On 30/Jul/10 10:58, Douglas Otis wrote:
On 7/29/10 6:46 PM, Alessandro Vesely wrote:
1. There is no standard way for the domain to learn when any of its
users subscribe to a new list.
Disagree.
I'm happy to hear that. The possibility that a domain becomes aware
of all of its users' subscriptions has been aired various times
before. I think that is in many people's desiderata, and have even
tried to devise a way of collaboratively doing it (fixforwarding.org.)
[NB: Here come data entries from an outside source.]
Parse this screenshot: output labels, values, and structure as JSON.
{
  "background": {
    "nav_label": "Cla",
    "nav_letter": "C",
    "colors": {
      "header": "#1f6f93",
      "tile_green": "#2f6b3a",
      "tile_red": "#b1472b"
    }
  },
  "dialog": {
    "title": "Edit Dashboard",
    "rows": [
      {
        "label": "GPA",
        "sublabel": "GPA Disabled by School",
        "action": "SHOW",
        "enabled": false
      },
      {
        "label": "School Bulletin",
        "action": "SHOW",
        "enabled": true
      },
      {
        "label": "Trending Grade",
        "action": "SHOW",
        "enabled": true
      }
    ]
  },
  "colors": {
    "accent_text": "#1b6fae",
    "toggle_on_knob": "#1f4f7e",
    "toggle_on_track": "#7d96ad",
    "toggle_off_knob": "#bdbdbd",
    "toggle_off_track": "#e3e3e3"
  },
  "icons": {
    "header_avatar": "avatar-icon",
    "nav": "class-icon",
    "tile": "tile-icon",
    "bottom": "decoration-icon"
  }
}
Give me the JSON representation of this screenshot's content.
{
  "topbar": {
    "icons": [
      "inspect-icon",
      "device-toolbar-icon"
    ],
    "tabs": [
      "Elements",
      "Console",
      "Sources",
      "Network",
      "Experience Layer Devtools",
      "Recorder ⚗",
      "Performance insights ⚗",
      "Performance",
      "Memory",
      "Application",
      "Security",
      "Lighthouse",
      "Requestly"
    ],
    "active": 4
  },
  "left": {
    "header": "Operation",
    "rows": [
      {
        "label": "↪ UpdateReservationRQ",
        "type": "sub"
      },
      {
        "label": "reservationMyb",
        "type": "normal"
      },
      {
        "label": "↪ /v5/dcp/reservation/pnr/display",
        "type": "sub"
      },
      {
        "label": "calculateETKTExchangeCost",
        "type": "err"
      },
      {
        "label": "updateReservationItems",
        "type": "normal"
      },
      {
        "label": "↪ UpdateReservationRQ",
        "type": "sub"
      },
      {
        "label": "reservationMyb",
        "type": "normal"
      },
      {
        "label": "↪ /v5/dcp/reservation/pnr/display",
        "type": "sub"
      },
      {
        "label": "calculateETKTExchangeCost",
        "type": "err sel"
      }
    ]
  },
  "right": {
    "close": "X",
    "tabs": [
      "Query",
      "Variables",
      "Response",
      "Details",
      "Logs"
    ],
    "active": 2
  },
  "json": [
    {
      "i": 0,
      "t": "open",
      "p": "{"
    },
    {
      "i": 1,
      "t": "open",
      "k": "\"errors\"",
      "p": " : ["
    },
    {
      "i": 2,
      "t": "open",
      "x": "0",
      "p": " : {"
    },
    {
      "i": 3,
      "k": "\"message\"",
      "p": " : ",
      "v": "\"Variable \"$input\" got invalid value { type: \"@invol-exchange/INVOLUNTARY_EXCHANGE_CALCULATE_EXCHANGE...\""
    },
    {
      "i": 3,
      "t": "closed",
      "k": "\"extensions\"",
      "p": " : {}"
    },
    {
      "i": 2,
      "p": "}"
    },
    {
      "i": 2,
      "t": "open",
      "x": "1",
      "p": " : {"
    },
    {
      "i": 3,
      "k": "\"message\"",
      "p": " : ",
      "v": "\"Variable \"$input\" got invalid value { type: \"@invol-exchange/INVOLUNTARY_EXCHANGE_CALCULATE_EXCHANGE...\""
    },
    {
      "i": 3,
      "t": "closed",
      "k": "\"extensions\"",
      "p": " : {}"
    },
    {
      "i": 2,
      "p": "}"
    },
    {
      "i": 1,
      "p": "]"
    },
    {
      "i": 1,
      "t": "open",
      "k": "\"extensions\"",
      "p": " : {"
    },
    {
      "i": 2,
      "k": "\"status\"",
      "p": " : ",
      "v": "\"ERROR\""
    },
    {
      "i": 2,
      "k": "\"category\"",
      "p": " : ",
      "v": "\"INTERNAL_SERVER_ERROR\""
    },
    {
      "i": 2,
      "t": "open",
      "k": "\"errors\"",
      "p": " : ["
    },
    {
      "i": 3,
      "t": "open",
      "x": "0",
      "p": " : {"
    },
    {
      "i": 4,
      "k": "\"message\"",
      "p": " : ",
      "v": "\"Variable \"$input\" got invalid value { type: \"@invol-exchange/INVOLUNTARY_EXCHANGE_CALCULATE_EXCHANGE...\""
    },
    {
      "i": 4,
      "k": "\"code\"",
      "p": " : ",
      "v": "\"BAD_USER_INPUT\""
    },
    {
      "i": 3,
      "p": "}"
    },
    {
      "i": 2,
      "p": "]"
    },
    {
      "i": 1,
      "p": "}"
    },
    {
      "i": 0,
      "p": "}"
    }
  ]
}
Anyway, let's assume that a domain has somehow managed to maintain a
database of all the lists that its users are subscribed to. That
domain signs all outbound mail and publishes a non-default ADSP. I
propose that, when a message is destined to a list, the author domain
signs a few header fields only, not the body, and tags the message
with a (signed) list-signature-required sort of advice. Messages to
multiple list and non-list recipients have to be split, regularly
signing the non-list copy.
Another way of achieving the same effect would be to standardize all
acceptable message changes, together with a MIME-compliant
canonicalization. We've already noted that in some cases (plain text,
poster-added subject tags, not signing "Content-Type", l=) it may work
as-is. For the general case, and for the time being, the advice
requiring the added list signature guards against replay attacks:
Verifiers must ensure that both signatures are valid, unless they are
the domain whose signature is missing.
2. Granting a TPA implies a good degree of trust.
Most mailing lists would be safe for a domain in their position to
authorize.
Except that phishermen.com may set up a mailing list for the sole
purpose of getting that auth.
W.r.t. TPA, this joint-signature proposal only authorizes messages
actually destined to a mailing list. Although the list can change the
whole body, it is still constrained by the few signed fields.